「アシリパさん!これって…」
水城、アシリパ、従業員の男は森を進み、ある物を発見する。
それは熊が獲物を保存する土饅頭だった。
その周りには赤い毛がちりばめられるように落ちていた。
被せきれなかった獲物は馬で、恐らく先週襲われたダンの馬だろう。
するとアシリパはその土饅頭の上にトンと乗って見せる。
「何してるの?」
「土饅頭に乗ってる私が見えたら持ち主は怒ってすっ飛んでくるはずだ」
アシリパは怒り狂って襲ってくる熊を想定し矢を抜いて弓にかける。
辺りを見渡しながらアシリパは水城に『見ろ』と土饅頭に埋まっている馬を見せる。
「この土饅頭の馬は食われている…でもさっき見た止め糞はこの土饅頭よりも新しかった」
「え…ヒグマは止め糞が出ないと肉は食べられないんじゃ…」
初めてアシリパと会った時そう言っていたのを水城は思い出す。
水城の言葉に頷き、アシリパは弓を握る力を強くする。
「水城、気を付けろ…熊と私の間に入るなよ…この矢毒は銃と違って急所じゃなくても当たれば即死する…不死身でもただじゃ済まないぞ」
そうアシリパが言った瞬間、ガサガサと草が音を立てた。
そちらに売りかえれば赤毛の熊が顔を覗かせる。
「片目が無い!」
顔を覗かせる熊は右目がなかった。
ということはこの熊がダンが言っていたモンスターなのだろう。
アシリパはギリギリと熊に向かって弓を構える。
水城も銃を持つ手の力を入れたその時、後ろにいた従業人が悲鳴を上げ、振り返れば赤毛の熊に襲われていた。
(もう一頭!?)
目の前には片目の熊がいるが、後ろにも熊がいる。
ということは熊は二頭いることになる。
アシリパはまず目の前にいる片目の熊を倒そうと思い、思いっきり弓を引いた。
しかしその瞬間、弓がベキッと折れて壊れてしまい、毒矢が落ちる。
「折れたッ!?なんで…―――、あッ!あの役立たず!!」
突然折れた弓に驚いていたアシリパだったが、最初に赤毛の熊に遭遇した時の事を思い出す。

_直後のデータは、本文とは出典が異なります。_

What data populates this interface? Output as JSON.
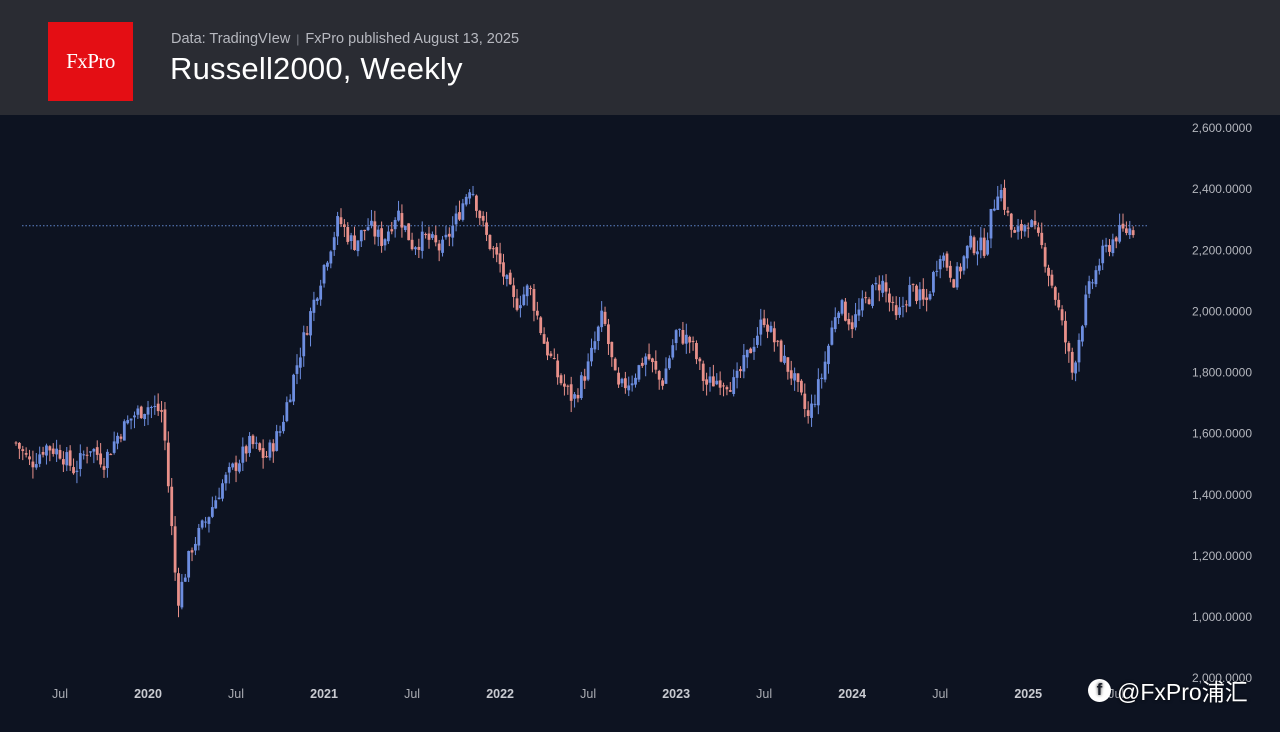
{
  "header": {
    "logo_text": "FxPro",
    "source_text": "Data: TradingVIew",
    "published_text": "FxPro published August 13, 2025",
    "title": "Russell2000, Weekly"
  },
  "watermark": {
    "icon": "social-f-icon",
    "icon_glyph": "f",
    "text": "@FxPro浦汇"
  },
  "chart_data": {
    "type": "candlestick",
    "title": "Russell2000, Weekly",
    "interval": "weekly",
    "ylim": [
      900,
      2620
    ],
    "y_ticks": [
      {
        "value": 1000,
        "label": "1,000.0000"
      },
      {
        "value": 1200,
        "label": "1,200.0000"
      },
      {
        "value": 1400,
        "label": "1,400.0000"
      },
      {
        "value": 1600,
        "label": "1,600.0000"
      },
      {
        "value": 1800,
        "label": "1,800.0000"
      },
      {
        "value": 2000,
        "label": "2,000.0000"
      },
      {
        "value": 2200,
        "label": "2,200.0000"
      },
      {
        "value": 2400,
        "label": "2,400.0000"
      },
      {
        "value": 2600,
        "label": "2,600.0000"
      }
    ],
    "partial_tick_label": "2,000.0000",
    "x_range": [
      "2019-04",
      "2025-08"
    ],
    "x_ticks": [
      {
        "date": "2019-07",
        "label": "Jul"
      },
      {
        "date": "2020-01",
        "label": "2020"
      },
      {
        "date": "2020-07",
        "label": "Jul"
      },
      {
        "date": "2021-01",
        "label": "2021"
      },
      {
        "date": "2021-07",
        "label": "Jul"
      },
      {
        "date": "2022-01",
        "label": "2022"
      },
      {
        "date": "2022-07",
        "label": "Jul"
      },
      {
        "date": "2023-01",
        "label": "2023"
      },
      {
        "date": "2023-07",
        "label": "Jul"
      },
      {
        "date": "2024-01",
        "label": "2024"
      },
      {
        "date": "2024-07",
        "label": "Jul"
      },
      {
        "date": "2025-01",
        "label": "2025"
      },
      {
        "date": "2025-07",
        "label": "Jul"
      }
    ],
    "reference_line": 2280,
    "colors": {
      "up": "#6d8ee0",
      "down": "#e8908a",
      "reference": "#5f84c9"
    },
    "close_path": [
      [
        "2019-04",
        1570
      ],
      [
        "2019-05",
        1500
      ],
      [
        "2019-06",
        1560
      ],
      [
        "2019-07",
        1540
      ],
      [
        "2019-08",
        1480
      ],
      [
        "2019-09",
        1560
      ],
      [
        "2019-10",
        1510
      ],
      [
        "2019-11",
        1600
      ],
      [
        "2019-12",
        1660
      ],
      [
        "2020-01",
        1690
      ],
      [
        "2020-02",
        1670
      ],
      [
        "2020-03",
        1050
      ],
      [
        "2020-04",
        1230
      ],
      [
        "2020-05",
        1320
      ],
      [
        "2020-06",
        1430
      ],
      [
        "2020-07",
        1500
      ],
      [
        "2020-08",
        1570
      ],
      [
        "2020-09",
        1520
      ],
      [
        "2020-10",
        1610
      ],
      [
        "2020-11",
        1800
      ],
      [
        "2020-12",
        1980
      ],
      [
        "2021-01",
        2150
      ],
      [
        "2021-02",
        2300
      ],
      [
        "2021-03",
        2220
      ],
      [
        "2021-04",
        2280
      ],
      [
        "2021-05",
        2230
      ],
      [
        "2021-06",
        2330
      ],
      [
        "2021-07",
        2220
      ],
      [
        "2021-08",
        2240
      ],
      [
        "2021-09",
        2200
      ],
      [
        "2021-10",
        2300
      ],
      [
        "2021-11",
        2420
      ],
      [
        "2021-12",
        2250
      ],
      [
        "2022-01",
        2150
      ],
      [
        "2022-02",
        2020
      ],
      [
        "2022-03",
        2080
      ],
      [
        "2022-04",
        1900
      ],
      [
        "2022-05",
        1780
      ],
      [
        "2022-06",
        1710
      ],
      [
        "2022-07",
        1820
      ],
      [
        "2022-08",
        1990
      ],
      [
        "2022-09",
        1740
      ],
      [
        "2022-10",
        1780
      ],
      [
        "2022-11",
        1860
      ],
      [
        "2022-12",
        1760
      ],
      [
        "2023-01",
        1930
      ],
      [
        "2023-02",
        1900
      ],
      [
        "2023-03",
        1760
      ],
      [
        "2023-04",
        1780
      ],
      [
        "2023-05",
        1760
      ],
      [
        "2023-06",
        1870
      ],
      [
        "2023-07",
        1980
      ],
      [
        "2023-08",
        1870
      ],
      [
        "2023-09",
        1780
      ],
      [
        "2023-10",
        1650
      ],
      [
        "2023-11",
        1800
      ],
      [
        "2023-12",
        2030
      ],
      [
        "2024-01",
        1960
      ],
      [
        "2024-02",
        2040
      ],
      [
        "2024-03",
        2100
      ],
      [
        "2024-04",
        1970
      ],
      [
        "2024-05",
        2080
      ],
      [
        "2024-06",
        2020
      ],
      [
        "2024-07",
        2200
      ],
      [
        "2024-08",
        2100
      ],
      [
        "2024-09",
        2220
      ],
      [
        "2024-10",
        2210
      ],
      [
        "2024-11",
        2420
      ],
      [
        "2024-12",
        2240
      ],
      [
        "2025-01",
        2300
      ],
      [
        "2025-02",
        2200
      ],
      [
        "2025-03",
        2020
      ],
      [
        "2025-04",
        1800
      ],
      [
        "2025-05",
        2050
      ],
      [
        "2025-06",
        2180
      ],
      [
        "2025-07",
        2250
      ],
      [
        "2025-08",
        2270
      ]
    ]
  }
}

白石に文字通り尻に敷かれた時、咄嗟に白石がアシリパの弓を握ったため弓はくの字に曲がった。
それが原因で折れたのだろう。
「ブオオオッ!!」
雄たけびのような声を上げ、熊が突進してきた。
それを避けたアシリパだったが、ギリギリだったためイカヨプ(弓筒)が熊に当たり蓋を開けていたため転がった際弓が全部落ちてしまった。

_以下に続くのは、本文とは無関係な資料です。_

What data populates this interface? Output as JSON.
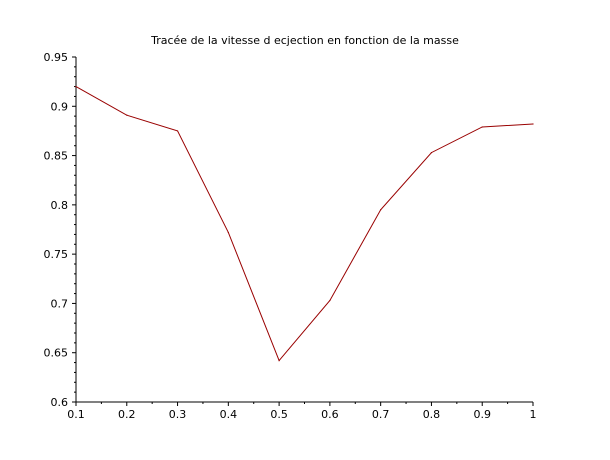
{
  "chart_data": {
    "type": "line",
    "title": "Tracée de la vitesse d ecjection en fonction de la masse",
    "xlabel": "",
    "ylabel": "",
    "xlim": [
      0.1,
      1
    ],
    "ylim": [
      0.6,
      0.95
    ],
    "x_ticks": [
      "0.1",
      "0.2",
      "0.3",
      "0.4",
      "0.5",
      "0.6",
      "0.7",
      "0.8",
      "0.9",
      "1"
    ],
    "y_ticks": [
      "0.6",
      "0.65",
      "0.7",
      "0.75",
      "0.8",
      "0.85",
      "0.9",
      "0.95"
    ],
    "x_tick_values": [
      0.1,
      0.2,
      0.3,
      0.4,
      0.5,
      0.6,
      0.7,
      0.8,
      0.9,
      1.0
    ],
    "y_tick_values": [
      0.6,
      0.65,
      0.7,
      0.75,
      0.8,
      0.85,
      0.9,
      0.95
    ],
    "grid": false,
    "legend": "none",
    "series": [
      {
        "color": "#990000",
        "x": [
          0.1,
          0.2,
          0.3,
          0.4,
          0.5,
          0.6,
          0.7,
          0.8,
          0.9,
          1.0
        ],
        "y": [
          0.92,
          0.891,
          0.875,
          0.772,
          0.642,
          0.703,
          0.795,
          0.853,
          0.879,
          0.882
        ]
      }
    ]
  }
}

咄嗟に水城が銃を撃ち、怯んだその隙にアシリパの狼の毛皮を引っ張ってその場から離す。
「一度に二頭相手は無理だ!!一旦引くぞ!!」
従業員の男へそう声をかけるが、男はもう一頭の熊に押し倒され身動きが出来なかった。
水城はそれを見てもう一度銃を撃とうとした時、熊は自ら銃に指をひっかけて発泡したその音に驚き男から離れる。

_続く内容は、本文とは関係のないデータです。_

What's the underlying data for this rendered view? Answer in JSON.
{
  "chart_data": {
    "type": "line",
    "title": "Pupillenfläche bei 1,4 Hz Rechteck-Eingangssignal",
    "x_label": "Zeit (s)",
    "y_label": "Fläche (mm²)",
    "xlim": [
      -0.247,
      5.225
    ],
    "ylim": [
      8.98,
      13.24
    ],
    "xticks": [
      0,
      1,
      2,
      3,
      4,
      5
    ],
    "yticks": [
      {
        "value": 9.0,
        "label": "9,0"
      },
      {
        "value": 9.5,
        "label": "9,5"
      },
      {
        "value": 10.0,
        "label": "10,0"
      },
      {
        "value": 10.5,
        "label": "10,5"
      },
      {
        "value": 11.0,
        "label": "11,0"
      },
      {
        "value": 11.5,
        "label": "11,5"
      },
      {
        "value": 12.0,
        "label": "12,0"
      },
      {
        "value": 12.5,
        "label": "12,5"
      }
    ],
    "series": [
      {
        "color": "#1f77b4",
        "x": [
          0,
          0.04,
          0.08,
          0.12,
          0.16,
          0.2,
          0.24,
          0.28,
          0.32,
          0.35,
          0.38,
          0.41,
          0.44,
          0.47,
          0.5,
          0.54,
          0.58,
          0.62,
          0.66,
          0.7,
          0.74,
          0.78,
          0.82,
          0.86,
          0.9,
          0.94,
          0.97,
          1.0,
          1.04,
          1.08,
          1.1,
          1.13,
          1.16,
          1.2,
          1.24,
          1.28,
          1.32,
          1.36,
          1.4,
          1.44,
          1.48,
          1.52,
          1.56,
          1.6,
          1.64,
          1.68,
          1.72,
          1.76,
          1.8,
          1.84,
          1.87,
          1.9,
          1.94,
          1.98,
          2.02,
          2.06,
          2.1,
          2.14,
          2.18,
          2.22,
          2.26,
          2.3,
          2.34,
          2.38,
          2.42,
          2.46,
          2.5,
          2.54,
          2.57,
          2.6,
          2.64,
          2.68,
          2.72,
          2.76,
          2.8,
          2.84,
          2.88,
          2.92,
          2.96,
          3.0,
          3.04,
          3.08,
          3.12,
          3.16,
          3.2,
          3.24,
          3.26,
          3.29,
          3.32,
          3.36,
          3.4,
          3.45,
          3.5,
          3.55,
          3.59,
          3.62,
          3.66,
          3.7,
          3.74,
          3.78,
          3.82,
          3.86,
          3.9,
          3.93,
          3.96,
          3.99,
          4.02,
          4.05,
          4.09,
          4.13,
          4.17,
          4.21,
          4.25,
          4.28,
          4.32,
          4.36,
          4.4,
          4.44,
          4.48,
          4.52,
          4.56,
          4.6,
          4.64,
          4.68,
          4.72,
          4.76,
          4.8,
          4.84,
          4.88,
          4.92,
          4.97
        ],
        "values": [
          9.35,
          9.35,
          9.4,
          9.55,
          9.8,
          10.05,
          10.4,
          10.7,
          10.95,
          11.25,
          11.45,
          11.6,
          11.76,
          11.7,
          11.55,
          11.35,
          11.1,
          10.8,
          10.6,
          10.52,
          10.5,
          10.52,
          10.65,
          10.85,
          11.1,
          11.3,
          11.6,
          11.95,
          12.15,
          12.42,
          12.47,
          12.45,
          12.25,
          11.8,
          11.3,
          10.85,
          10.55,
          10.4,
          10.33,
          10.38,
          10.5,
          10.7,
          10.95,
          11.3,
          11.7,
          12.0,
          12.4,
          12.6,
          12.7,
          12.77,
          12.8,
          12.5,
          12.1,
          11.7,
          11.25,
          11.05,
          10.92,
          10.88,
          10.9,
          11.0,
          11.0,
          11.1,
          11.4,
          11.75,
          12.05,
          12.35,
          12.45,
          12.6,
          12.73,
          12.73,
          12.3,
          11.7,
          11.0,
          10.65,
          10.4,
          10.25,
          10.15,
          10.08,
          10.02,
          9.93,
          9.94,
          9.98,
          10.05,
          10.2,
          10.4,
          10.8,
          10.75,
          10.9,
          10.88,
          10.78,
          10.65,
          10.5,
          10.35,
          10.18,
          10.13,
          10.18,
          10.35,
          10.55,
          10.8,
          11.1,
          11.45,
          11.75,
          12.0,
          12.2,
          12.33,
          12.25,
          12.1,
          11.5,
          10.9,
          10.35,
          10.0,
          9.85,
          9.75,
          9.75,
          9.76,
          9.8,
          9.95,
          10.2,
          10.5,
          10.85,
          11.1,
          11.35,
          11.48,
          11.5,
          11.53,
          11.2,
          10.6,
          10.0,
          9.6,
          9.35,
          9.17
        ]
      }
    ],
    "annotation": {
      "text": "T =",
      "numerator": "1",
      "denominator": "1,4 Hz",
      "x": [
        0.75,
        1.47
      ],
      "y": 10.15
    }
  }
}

それを見て水城はアシリパを立たせた後その男へと駆け寄った。
「おい!立てるか!?逃げるぞ!!」
駆け寄った水城は銃を構えながら従業員へ声をかける。
従業員は痛みでそう早く動けないが生きてはいるようで上半身を起こした。
「アイツ…指が一本なかった……去年の秋に指を銃で吹き飛ばされた奴だ…!」
その言葉に水城は固唾を呑み、熊が逃げ込んだ方へ目をやる。
「何の事はない…赤毛のヒグマは不死身なんかじゃなくて…二頭いたんだ…」
片目がない熊に、指がない熊。
全員複数の熊がいると思わなかったため予想外の展開だった。
しかし更にそれをアシリパが付け足す。
「いや…あのアメリカ人の言っていることが正しいなら目も指も全部ある赤毛がいるはずだ…」
「っていうことは…」
「赤毛は三頭いる!」
水城は頷くアシリパの言葉に思わず天を仰いだ。